Rendell said to hide info from School Board

Former Superintendent Mark Rendell faces the prospect of a lawsuit for withholding financial information from the Indian River County School Board that could cost the district hundreds of thousands of dollars and place future construction projects in jeopardy.

According to documents obtained by Vero Beach 32963, the district’s financial advisor, Ford & Associates, Inc., sent a letter to Rendell on April 4 notifying him the district’s credit outlook had been downgraded from “Stable” to “Negative” by Fitch Ratings, one of three watchdog agencies that rate the district’s creditworthiness.

The letter noted that the downgrade was due to “recent weak operating performance” and a “reduction in fund balance,” and warned the change “indicates a declining trend in credit quality” that could “cause the district’s outstanding debt to lose value” and “increase the cost of future borrowing.”

The email that accompanied the letter said very specifically, “We are sending this letter to you … for distribution to the Board members,” but Rendell, who at the time was angling for a contract renewal and telling the board that the district’s finances were in “good shape,” did not share the letter with board members.

The district’s new Chief Financial Officer Ron Fagan recently discovered the concealed letter while poring over financial records trying to sort out the district’s tangled finances, and informed the board and Interim Superintendent Susan Moxley.

“I’m so furious, I can barely speak,” said board Chairman Laura Zorc, after learning about the letter. “The board needs to discuss this publicly.

“We need to discuss the possibility of filing a lawsuit against Dr. Rendell for malfeasance. It also raises the question of what else is going to surface? What else don’t we know about that the former superintendent did or didn’t do?”

Rendell did not return calls or emails seeking comment.

Rendell, who resigned under pressure on May 24 after the board voted not to renew his contract, was frequently criticized for refusing to share financial information about the district with the board.

“Anytime we asked him if there was a cashflow problem, he’d say, ‘No, things are fine. Our finances are stable,’” Zorc told Vero Beach 32963 last week.

“But they weren’t ‘fine.’ He lied about it. This is just more proof that we made the right decision to get rid of him.”

As early as November 2018, former Finance Director Julianne Pelletier warned board members that the district’s fund balance had dipped to 2.5 percent – well below the state-mandated level of 3 percent and only half of the 5 percent reserve demanded by IRC School Board policy – but Rendell disputed the figure.

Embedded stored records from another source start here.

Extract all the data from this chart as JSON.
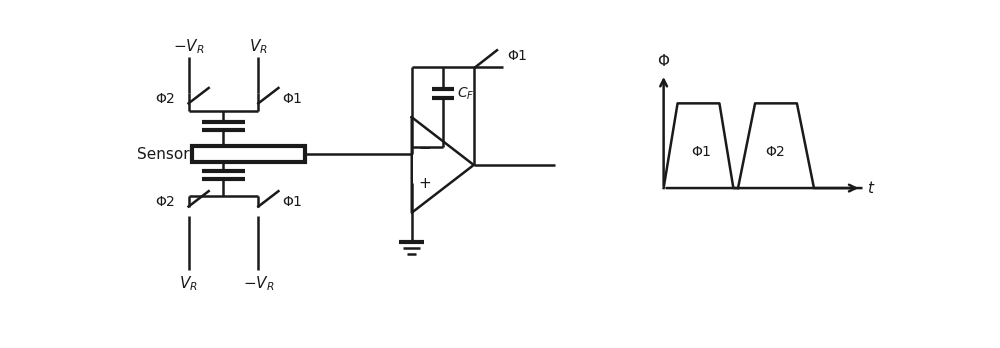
{
  "fig_width": 10.0,
  "fig_height": 3.48,
  "dpi": 100,
  "bg_color": "#ffffff",
  "line_color": "#1a1a1a",
  "lw": 1.8,
  "lw_thick": 3.0,
  "font_size": 11,
  "font_size_small": 10
}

“I am very confident that we will not be below 3 percent, not reporting anything to the Commissioner of Education, or the state, and my goal is to be above the 5 percent,” Rendell told the board in January, while still declining to provide them with any documentation to back up his claim.

The discovery of the concealed document raised the ire of other board members, as well, including Mara Schiff, who wrote in an email to Moxley that she was “shocked” by Rendell’s failure to inform the board of the downgrade.

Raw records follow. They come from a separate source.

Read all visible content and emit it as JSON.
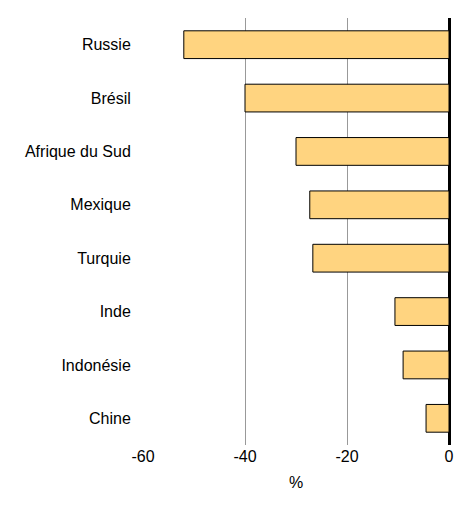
{
  "chart_data": {
    "type": "bar",
    "orientation": "horizontal",
    "categories": [
      "Russie",
      "Brésil",
      "Afrique du Sud",
      "Mexique",
      "Turquie",
      "Inde",
      "Indonésie",
      "Chine"
    ],
    "values": [
      -52,
      -40,
      -30,
      -27.3,
      -26.7,
      -10.6,
      -9,
      -4.5
    ],
    "color": "#ffd480",
    "xlabel": "%",
    "xlim": [
      -60,
      0
    ],
    "xticks": [
      -60,
      -40,
      -20,
      0
    ],
    "grid": true
  }
}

Moxley, a veteran superintendent, said she has never before seen another superintendent withhold such important information from a school board.

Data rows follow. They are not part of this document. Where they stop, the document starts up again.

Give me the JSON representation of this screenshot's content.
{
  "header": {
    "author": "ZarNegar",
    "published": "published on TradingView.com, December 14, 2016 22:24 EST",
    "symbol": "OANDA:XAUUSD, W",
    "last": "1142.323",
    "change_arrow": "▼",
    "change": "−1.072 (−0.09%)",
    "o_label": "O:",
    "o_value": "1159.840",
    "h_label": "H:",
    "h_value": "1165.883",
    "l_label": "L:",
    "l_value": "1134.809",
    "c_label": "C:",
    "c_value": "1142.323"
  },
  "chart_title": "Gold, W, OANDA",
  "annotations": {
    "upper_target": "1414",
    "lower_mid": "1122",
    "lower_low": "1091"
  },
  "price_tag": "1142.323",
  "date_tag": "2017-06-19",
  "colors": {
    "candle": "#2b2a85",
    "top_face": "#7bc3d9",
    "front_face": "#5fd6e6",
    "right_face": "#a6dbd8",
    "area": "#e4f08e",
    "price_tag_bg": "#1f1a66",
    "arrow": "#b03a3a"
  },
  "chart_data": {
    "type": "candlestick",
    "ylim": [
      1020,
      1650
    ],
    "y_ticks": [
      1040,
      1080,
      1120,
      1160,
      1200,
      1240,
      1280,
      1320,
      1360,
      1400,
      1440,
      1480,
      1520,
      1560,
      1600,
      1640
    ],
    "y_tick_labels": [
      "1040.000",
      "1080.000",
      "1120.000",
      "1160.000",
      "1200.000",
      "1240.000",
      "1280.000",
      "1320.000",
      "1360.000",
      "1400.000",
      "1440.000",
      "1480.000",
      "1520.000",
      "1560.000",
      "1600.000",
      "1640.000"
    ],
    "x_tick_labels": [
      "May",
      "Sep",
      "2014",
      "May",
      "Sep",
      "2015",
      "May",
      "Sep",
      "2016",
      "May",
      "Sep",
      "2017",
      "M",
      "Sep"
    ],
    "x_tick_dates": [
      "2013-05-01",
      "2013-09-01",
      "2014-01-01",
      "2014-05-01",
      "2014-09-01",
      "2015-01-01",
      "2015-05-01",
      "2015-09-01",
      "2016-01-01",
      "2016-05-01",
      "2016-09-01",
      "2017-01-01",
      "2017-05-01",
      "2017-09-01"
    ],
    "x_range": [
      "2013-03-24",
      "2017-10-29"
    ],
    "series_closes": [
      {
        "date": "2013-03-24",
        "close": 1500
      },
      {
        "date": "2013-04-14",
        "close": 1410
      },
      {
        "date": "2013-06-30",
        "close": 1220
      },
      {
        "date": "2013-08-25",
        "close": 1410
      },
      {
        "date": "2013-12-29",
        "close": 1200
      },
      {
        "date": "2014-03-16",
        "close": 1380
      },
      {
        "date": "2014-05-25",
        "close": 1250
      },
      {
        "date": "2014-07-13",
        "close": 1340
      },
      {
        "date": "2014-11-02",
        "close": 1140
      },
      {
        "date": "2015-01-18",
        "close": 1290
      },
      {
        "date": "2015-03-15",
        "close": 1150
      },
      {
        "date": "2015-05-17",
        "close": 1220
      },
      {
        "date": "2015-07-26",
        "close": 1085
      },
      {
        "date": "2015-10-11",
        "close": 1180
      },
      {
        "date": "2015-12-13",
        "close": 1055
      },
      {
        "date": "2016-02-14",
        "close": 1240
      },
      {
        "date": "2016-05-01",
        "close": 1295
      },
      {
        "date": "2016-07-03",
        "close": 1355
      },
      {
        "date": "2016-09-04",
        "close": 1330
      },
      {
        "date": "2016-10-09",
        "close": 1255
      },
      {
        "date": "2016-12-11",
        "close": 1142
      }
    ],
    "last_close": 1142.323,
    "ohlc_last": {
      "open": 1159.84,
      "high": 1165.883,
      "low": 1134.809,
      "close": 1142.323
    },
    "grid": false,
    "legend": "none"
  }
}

“I was a little taken aback myself that you were not aware,” Moxley responded to Schiff, in an email thread obtained by Vero Beach 32963. “I never want to bring surprises to you as board members.

“I have not experienced a [credit outlook] drop like this before, so I, too, am concerned. It is complicated and hard for most people to understand in the school context, but it definitely does not help in supporting the level of trust we are trying to establish with the general public.”

CFO Ron Fagan said the downgrade will not have an impact on current projects that are already funded but could cost the district in the future when it needs to sell bonds or otherwise borrow money for new projects.

For example, school officials recently announced a planned $11 million expansion project at Sebastian Middle School next summer that includes construction of new classrooms. The project may have to be scrapped or postponed depending on how high interest rates are, officials said.

School districts sell bonds to investors when they want to raise money to pay for new construction projects, explained Fagan. Districts that have a poor credit rating can have trouble selling their bonds, because buyers may consider the risk too high, or the district will have to pay a higher interest rate on the bonds to attract dubious investors.

The district’s financial advisor noted in its letter to Rendell that the other two watchdog agencies that rate the district’s creditworthiness, Moody’s and Standard & Poor’s, “may share Fitch’s concerns about the decline in liquidity.”

Fagan noted that the district still has reasonably good AA- credit ratings with Moody’s and Standard & Poor’s and said Fitch will review the district’s finances in one year to reevaluate its view.

Rendell’s tenure was plagued by numerous controversies, including several audit discrepancies and an embarrassing investigation by the state Department of Education, which in January threatened to withhold $1.8 million in transportation funds from the school district for inflating the number of kids carried to and from their classes each day by school buses.

Rendell, who operated the district without a chief financial officer for nearly one year, left the district’s finances in chaos. Fagan, who joined the district on July 15, has been charged with sorting out the district’s finances.

Fagan said the decision to pursue legal action against Rendell is in the board’s hands.

“I’m not sure this warrants legal action,” he said. “It’s not a major level default. It would be a different story if we had bond holders knocking on the door and asking for all our assets.”